O universo num quarto

"Tudo aquilo que o homem ignora, não existe pra ele. Por isso o universo de cada um, se resume no tamanho de seu saber." (Albert Einstein)

Jack é um menino de 5 anos que, desdeo nascimento, vive em um pequeno quarto com sua mãe. Nunca saiu dele, nem nunca viu nada além dele, exceto as imagens da televisão, que ele vê como irreais e não como compreende que sejam representações do mundo "lá fora". Para ele, o mundo todo é aquele quarto, com tudo o que ele encerra, e além dele há apenas um vácuo.

Jack não sabe que está ali porque sua mãe foi raptada há 7 anos atrás, que aquele quarto que para ele é tudo, para ela é o nada é uma não-lugar: um cativeiro, uma prisão. Sua mãe, no entanto, ama Jack, mesmo ele sendo fruto de anos de abuso sexual (estupro) por parte de seu sequestrador, o qual Jack aprendeu a chamar apenas por Velho Nick, e do qual consegue ver, nas noites me que ele visita sua mãe, apenas detalhes por entre as frestas do guarda-roupas onde Jack é por ela colocado.

E o amor de mãe faz com que Ma - como ela é chamada por seu filho - faça de tudo para que esse pequeno e restrito quarto seja o melhor dos mundos para Jack, e lhe supra, ao menos o mínimo suficiente, as necessidades naturais de uma criança nessa idade, com toda a carga de curiosidade, agitação, variações de humor, perplexidade ante as novas decobertas, que ela traz consigo.

E a cada descoberta de Jack nesse mundo - e depois fora dele - nos fascinamos com ele e nos encantamos junto com ele: o que são, de verdade, as imagens na TV, pequenino rato morto, a folha seca na clarabóia, o dente de Ma, os fios elétricos, a grama molhada, as luzes, os prédios e carros, o cachorro, as novas pessoas, os brinquedos, os amigos... E a cada novo elemento que Jack inclui em seu mundo, maior eles - Jack e o mundo - se tornam.

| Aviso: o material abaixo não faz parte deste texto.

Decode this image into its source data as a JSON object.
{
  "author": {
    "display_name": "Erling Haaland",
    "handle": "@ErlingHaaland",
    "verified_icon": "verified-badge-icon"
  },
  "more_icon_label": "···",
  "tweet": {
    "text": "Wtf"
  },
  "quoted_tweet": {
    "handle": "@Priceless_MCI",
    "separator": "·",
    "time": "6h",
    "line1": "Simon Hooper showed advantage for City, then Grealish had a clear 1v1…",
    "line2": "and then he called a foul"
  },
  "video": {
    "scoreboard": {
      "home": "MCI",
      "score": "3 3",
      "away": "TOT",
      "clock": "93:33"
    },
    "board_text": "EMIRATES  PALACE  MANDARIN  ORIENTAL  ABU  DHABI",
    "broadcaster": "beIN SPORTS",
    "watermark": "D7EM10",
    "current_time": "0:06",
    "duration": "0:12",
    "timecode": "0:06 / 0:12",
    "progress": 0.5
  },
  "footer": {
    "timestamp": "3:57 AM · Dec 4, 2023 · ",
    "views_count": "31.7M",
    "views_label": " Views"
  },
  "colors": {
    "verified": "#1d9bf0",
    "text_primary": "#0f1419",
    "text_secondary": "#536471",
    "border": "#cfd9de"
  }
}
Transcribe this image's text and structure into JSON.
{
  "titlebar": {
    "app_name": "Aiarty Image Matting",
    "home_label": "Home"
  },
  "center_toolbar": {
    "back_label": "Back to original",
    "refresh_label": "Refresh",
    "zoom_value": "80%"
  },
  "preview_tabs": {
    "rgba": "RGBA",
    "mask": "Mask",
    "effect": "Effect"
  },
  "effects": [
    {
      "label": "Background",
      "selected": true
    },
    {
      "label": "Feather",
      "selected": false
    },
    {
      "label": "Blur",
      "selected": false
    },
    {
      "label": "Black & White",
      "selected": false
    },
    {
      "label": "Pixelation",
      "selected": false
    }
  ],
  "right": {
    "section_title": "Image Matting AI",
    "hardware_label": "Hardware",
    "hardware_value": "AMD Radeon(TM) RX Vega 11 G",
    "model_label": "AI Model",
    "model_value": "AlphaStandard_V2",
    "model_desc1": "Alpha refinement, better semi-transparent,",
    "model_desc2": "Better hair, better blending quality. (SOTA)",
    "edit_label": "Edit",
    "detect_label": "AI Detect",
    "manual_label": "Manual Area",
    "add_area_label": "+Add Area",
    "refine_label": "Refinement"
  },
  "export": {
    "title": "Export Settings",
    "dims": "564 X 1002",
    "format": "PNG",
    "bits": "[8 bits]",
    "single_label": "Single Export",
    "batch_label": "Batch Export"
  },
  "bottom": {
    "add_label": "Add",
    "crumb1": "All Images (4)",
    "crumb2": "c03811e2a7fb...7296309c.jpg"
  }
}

É um filme sobre uma criança que, como no mito de Platão, sai da caverna na qual estivera cativa e vislumbra o mundo pela primeira vez e se deslumbra a cada nova descoberta. É uma uma criança que literalmente nasce novamente, saindo de uma espaço uterino dentro do qual a única presença além da sua era a própria mãe e no qual o pai era um intruso, um invasor. 

É um filme sobre o quão relativas e até opostas podem ser a percepção de cada um sobre uma mesma coisa: o mesmo quarto que para Ma é sua prisão, da qual anseia por sair e na qual teme ficar, é para Jack seu mundo, do qual teme sair e, quando sai, anseia por voltar. O quarto que para Ma significa confinamento e ameaça, para  Jack significa segurança e conforto.

Mas é também um filme sobre uma mulher que, ao conquistar a liberdade que por anos lhe fora negada, precisa enfrentar os olhares e recriminações alheios, sobre ela e sobre seu filho, como se eles não fossem a vítimas, como se de algum modo eles fossem culpados: ela, acusada por ter tido um filho com seu sequestrador e te-lo amado e mantido consigo o tempo todo; ele, por ser - como dito acima - ser o resultado de uma relação de abuso e violencia.

Um filme complicado, duro, marcante, mas que na direção humana de Lenny Abrahamson e nas atuações soberbas de Jacob Tremblay e Brie Larson consegue deleitar que assiste sem contudo suprimir o debate que as questões levantadas pelo filme sucitam. Um filme que nos deixa, ao mesmo tempo, com os olhos marejados, o coração enternecido e alma dilacerada.

O QUARTO DE JACK (Room, 2015)
Direção: Lenny Abrahamson
Elenco: Brie Larson, Jacob Tremblay, Joan Allen, Willian H. Macy.
Indicado a 4 Oscar, incluindo Melhor Filme.
Premio de Melhor Atriz no Globo de Ouro, no SAG e no Critics Choice.